Nel 1977 mezzo Friuli viveva nei prefabbricati, da circa un anno era stato arato dal terremoto. Io avevo dieci anni, ero un bambino. L'immagine che ho oggi dei bambini è l'immagine della purezza. Secondo me un bimbo è pura malvagità o pura bontà. Nella sua testa i colori dei pensieri non si sono ancora mescolati dando luogo alle sfumature che noi conosciamo. Dopo il terremoto, nei prefabbricati noi bambini eravamo esseri liberi, pura aria nell'aria; credo che a nessuno di noi importasse della catastrofe familiare che i nostri genitori avevano vissuto. Il loro dolore ci restituiva libertà, eravamo senza le briglie di un'attenzione sviata dall'urgenza. Indossavamo maglioni infeltriti che le organizzazioni umanitarie avevano rovesciato a cataste in Friuli e avevamo le tasche piene di biglie. Gnomi delle discariche, cercavamo bottiglie da allineare come bersagli per le nostre fionde.

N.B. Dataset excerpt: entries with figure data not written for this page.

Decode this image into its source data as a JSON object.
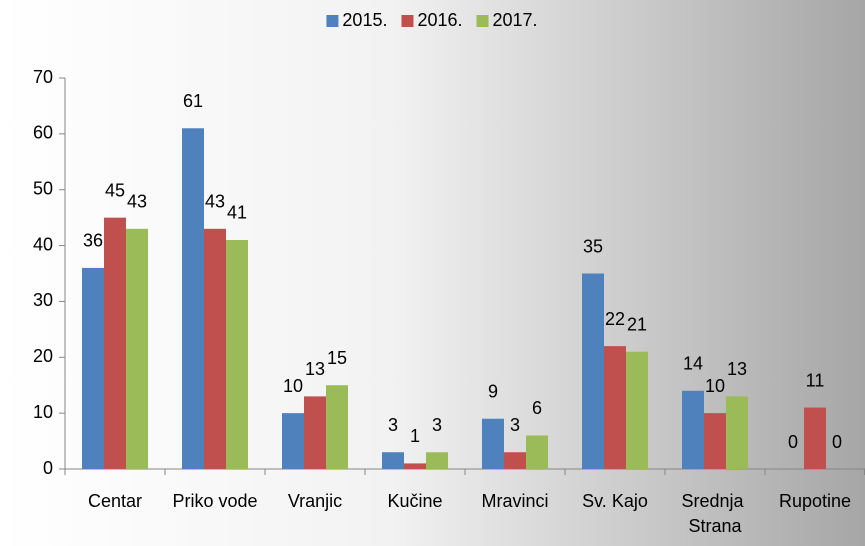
{
  "chart_data": {
    "type": "bar",
    "categories": [
      "Centar",
      "Priko vode",
      "Vranjic",
      "Kučine",
      "Mravinci",
      "Sv. Kajo",
      "Srednja Strana",
      "Rupotine"
    ],
    "series": [
      {
        "name": "2015.",
        "color": "#4f81bd",
        "values": [
          36,
          61,
          10,
          3,
          9,
          35,
          14,
          0
        ]
      },
      {
        "name": "2016.",
        "color": "#c0504d",
        "values": [
          45,
          43,
          13,
          1,
          3,
          22,
          10,
          11
        ]
      },
      {
        "name": "2017.",
        "color": "#9bbb59",
        "values": [
          43,
          41,
          15,
          3,
          6,
          21,
          13,
          0
        ]
      }
    ],
    "ylim": [
      0,
      70
    ],
    "yticks": [
      0,
      10,
      20,
      30,
      40,
      50,
      60,
      70
    ],
    "legend": "top"
  }
}
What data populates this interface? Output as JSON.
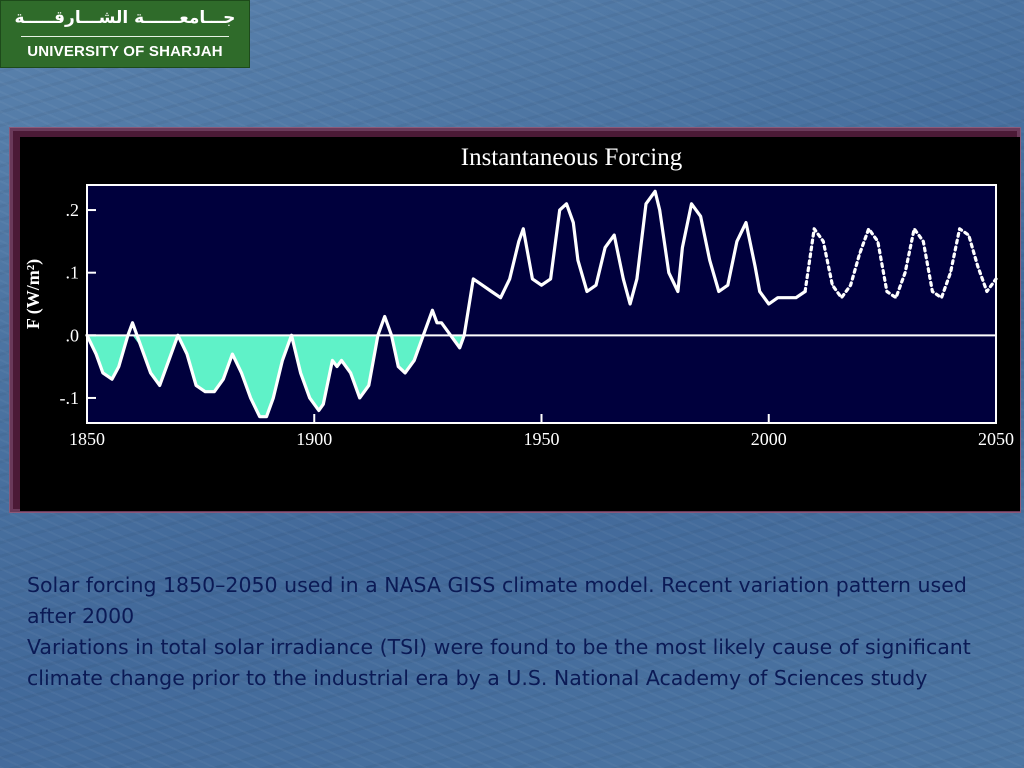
{
  "logo": {
    "arabic": "جـــامعــــــة الشـــارقـــــة",
    "english": "UNIVERSITY OF SHARJAH"
  },
  "caption": {
    "line1": "Solar forcing 1850–2050 used in a NASA GISS climate model. Recent variation pattern used after 2000",
    "line2": "Variations in total solar irradiance (TSI) were found to be the most likely cause of significant climate change prior to the industrial era by a U.S. National Academy of Sciences study"
  },
  "colors": {
    "plot_bg": "#00003d",
    "line": "#ffffff",
    "negative_fill": "#5ff2c8"
  },
  "chart_data": {
    "type": "line",
    "title": "Instantaneous Forcing",
    "ylabel": "F (W/m²)",
    "xlabel": "",
    "xlim": [
      1850,
      2050
    ],
    "ylim": [
      -0.14,
      0.24
    ],
    "xticks": [
      1850,
      1900,
      1950,
      2000,
      2050
    ],
    "xtick_labels": [
      "1850",
      "1900",
      "1950",
      "2000",
      "2050"
    ],
    "yticks": [
      0.2,
      0.1,
      0.0,
      -0.1
    ],
    "ytick_labels": [
      ".2",
      ".1",
      ".0",
      "-.1"
    ],
    "zero_line": true,
    "fill_below_zero": true,
    "series": [
      {
        "style": "solid",
        "x": [
          1850,
          1852,
          1853.5,
          1855.5,
          1857,
          1859,
          1860,
          1862,
          1864,
          1866,
          1868,
          1870,
          1872,
          1874,
          1876,
          1878,
          1880,
          1882,
          1884,
          1886,
          1888,
          1889.5,
          1891,
          1893,
          1895,
          1897,
          1899,
          1901,
          1902,
          1904,
          1905,
          1906,
          1908,
          1910,
          1912,
          1914,
          1915.5,
          1917,
          1918.5,
          1920,
          1922,
          1924,
          1926,
          1927,
          1928,
          1930,
          1932,
          1933,
          1935,
          1937,
          1939,
          1941,
          1943,
          1945,
          1946,
          1948,
          1950,
          1952,
          1954,
          1955.5,
          1957,
          1958,
          1960,
          1962,
          1964,
          1966,
          1968,
          1969.5,
          1971,
          1973,
          1975,
          1976,
          1978,
          1980,
          1981,
          1983,
          1985,
          1987,
          1989,
          1991,
          1993,
          1995,
          1997,
          1998,
          2000,
          2002,
          2004,
          2006,
          2008
        ],
        "y": [
          0.0,
          -0.03,
          -0.06,
          -0.07,
          -0.05,
          0.0,
          0.02,
          -0.02,
          -0.06,
          -0.08,
          -0.04,
          0.0,
          -0.03,
          -0.08,
          -0.09,
          -0.09,
          -0.07,
          -0.03,
          -0.06,
          -0.1,
          -0.13,
          -0.13,
          -0.1,
          -0.04,
          0.0,
          -0.06,
          -0.1,
          -0.12,
          -0.11,
          -0.04,
          -0.05,
          -0.04,
          -0.06,
          -0.1,
          -0.08,
          0.0,
          0.03,
          0.0,
          -0.05,
          -0.06,
          -0.04,
          0.0,
          0.04,
          0.02,
          0.02,
          0.0,
          -0.02,
          0.0,
          0.09,
          0.08,
          0.07,
          0.06,
          0.09,
          0.15,
          0.17,
          0.09,
          0.08,
          0.09,
          0.2,
          0.21,
          0.18,
          0.12,
          0.07,
          0.08,
          0.14,
          0.16,
          0.09,
          0.05,
          0.09,
          0.21,
          0.23,
          0.2,
          0.1,
          0.07,
          0.14,
          0.21,
          0.19,
          0.12,
          0.07,
          0.08,
          0.15,
          0.18,
          0.11,
          0.07,
          0.05,
          0.06,
          0.06,
          0.06,
          0.07
        ]
      },
      {
        "style": "dotted",
        "x": [
          2008,
          2010,
          2012,
          2014,
          2016,
          2018,
          2020,
          2022,
          2024,
          2026,
          2028,
          2030,
          2032,
          2034,
          2036,
          2038,
          2040,
          2042,
          2044,
          2046,
          2048,
          2050
        ],
        "y": [
          0.07,
          0.17,
          0.15,
          0.08,
          0.06,
          0.08,
          0.13,
          0.17,
          0.15,
          0.07,
          0.06,
          0.1,
          0.17,
          0.15,
          0.07,
          0.06,
          0.1,
          0.17,
          0.16,
          0.11,
          0.07,
          0.09
        ]
      }
    ]
  }
}
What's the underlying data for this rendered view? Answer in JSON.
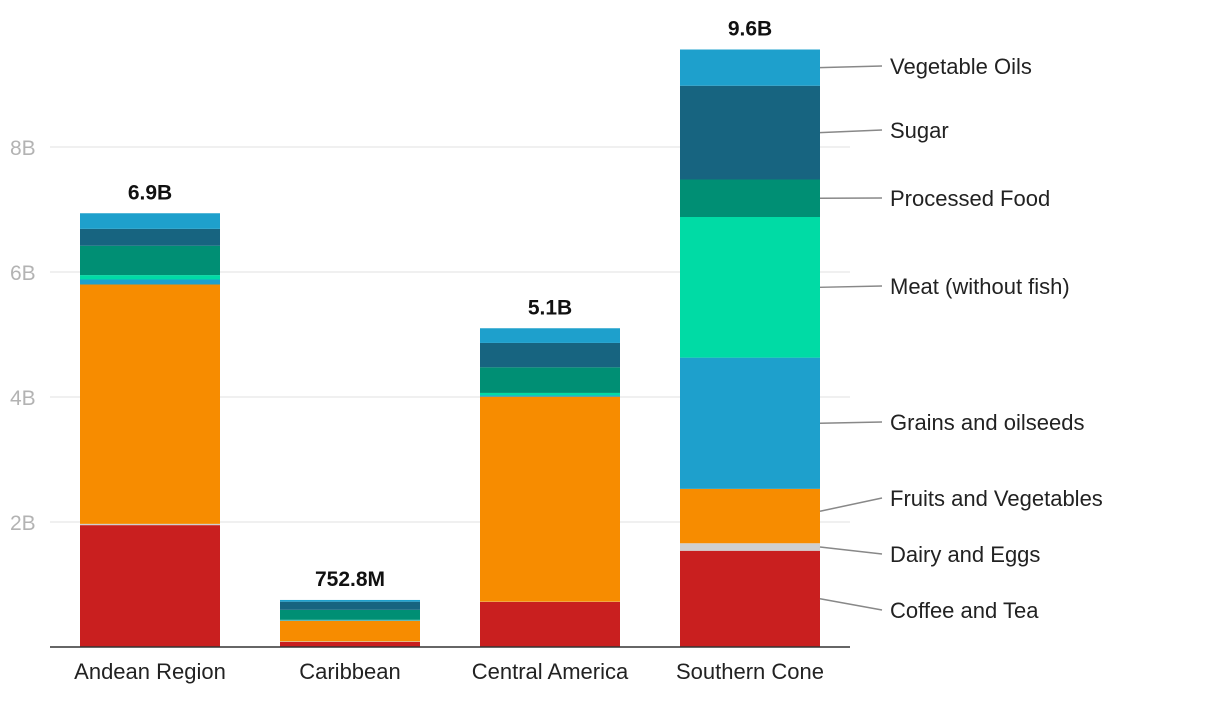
{
  "chart_data": {
    "type": "bar",
    "stacked": true,
    "title": "",
    "xlabel": "",
    "ylabel": "",
    "ylim": [
      0,
      9600000000
    ],
    "yticks": [
      {
        "value": 2000000000,
        "label": "2B"
      },
      {
        "value": 4000000000,
        "label": "4B"
      },
      {
        "value": 6000000000,
        "label": "6B"
      },
      {
        "value": 8000000000,
        "label": "8B"
      }
    ],
    "grid": true,
    "legend_position": "right",
    "categories": [
      "Andean Region",
      "Caribbean",
      "Central America",
      "Southern Cone"
    ],
    "totals": [
      "6.9B",
      "752.8M",
      "5.1B",
      "9.6B"
    ],
    "series": [
      {
        "name": "Coffee and Tea",
        "color": "#c91f1f",
        "values": [
          1950000000,
          80000000,
          720000000,
          1540000000
        ]
      },
      {
        "name": "Dairy and Eggs",
        "color": "#cfcfcf",
        "values": [
          20000000,
          10000000,
          5000000,
          120000000
        ]
      },
      {
        "name": "Fruits and Vegetables",
        "color": "#f78c00",
        "values": [
          3830000000,
          330000000,
          3280000000,
          870000000
        ]
      },
      {
        "name": "Grains and oilseeds",
        "color": "#1ea0cc",
        "values": [
          80000000,
          10000000,
          20000000,
          2100000000
        ]
      },
      {
        "name": "Meat (without fish)",
        "color": "#00dba5",
        "values": [
          70000000,
          5000000,
          40000000,
          2250000000
        ]
      },
      {
        "name": "Processed Food",
        "color": "#008f74",
        "values": [
          470000000,
          160000000,
          410000000,
          600000000
        ]
      },
      {
        "name": "Sugar",
        "color": "#176480",
        "values": [
          270000000,
          130000000,
          390000000,
          1500000000
        ]
      },
      {
        "name": "Vegetable Oils",
        "color": "#1ea0cc",
        "values": [
          250000000,
          27800000,
          235000000,
          580000000
        ]
      }
    ]
  }
}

Mi ricordo di Primo, Primo era un cecchino con la sua fionda, anch'io, alla fine, mi arrangiavo bene, a forza di lividi sul pollice e sull'indice. Abitavo a Chiusaforte, un paese infilato in una gola e stretto lungo la statale e il fiume; le montagne alte limitavano il cielo ma liberavano l'immaginazione. Avevamo tutto il tempo per noi. Eravamo tempo. Così fu facile inventarci una nostra personale Olimpiade. L'Olimpiade di Ceclis. Il campo in cui abitavamo. Saremo stati una dozzina, non di più. Per il salto in alto avevamo messo insieme due aste; dei chiodi che qualcuno di noi aveva rubato a suo padre erano stati disposti a intervalli regolari lungo le aste e servivano da sostegno all'asticella, un pezzo di canna da pesca in fibra che si piegava al centro. Cinquanta, sessanta, settanta, ottanta centimetri erano le misure, il traguardo più ambito: un metro. Le prove di resistenza e di velocità non davano problemi: accanto al campo si apriva una braida incolta perfetta per le nostre prestazioni atletiche. Avevamo stabilito in tre giri di braida la durata della prova di resistenza, duemila metri circa, e in centoventi passi quella di velocità. Per il lancio del peso c'era una grossa pietra e il giavellotto era un bastone affilato dai nostri temperini. L'Olimpiade doveva durare due giorni: il primo giorno le semifinali, il secondo le finali. Non c'erano premi per chi avesse vinto, soltanto la stima accordata dal branco.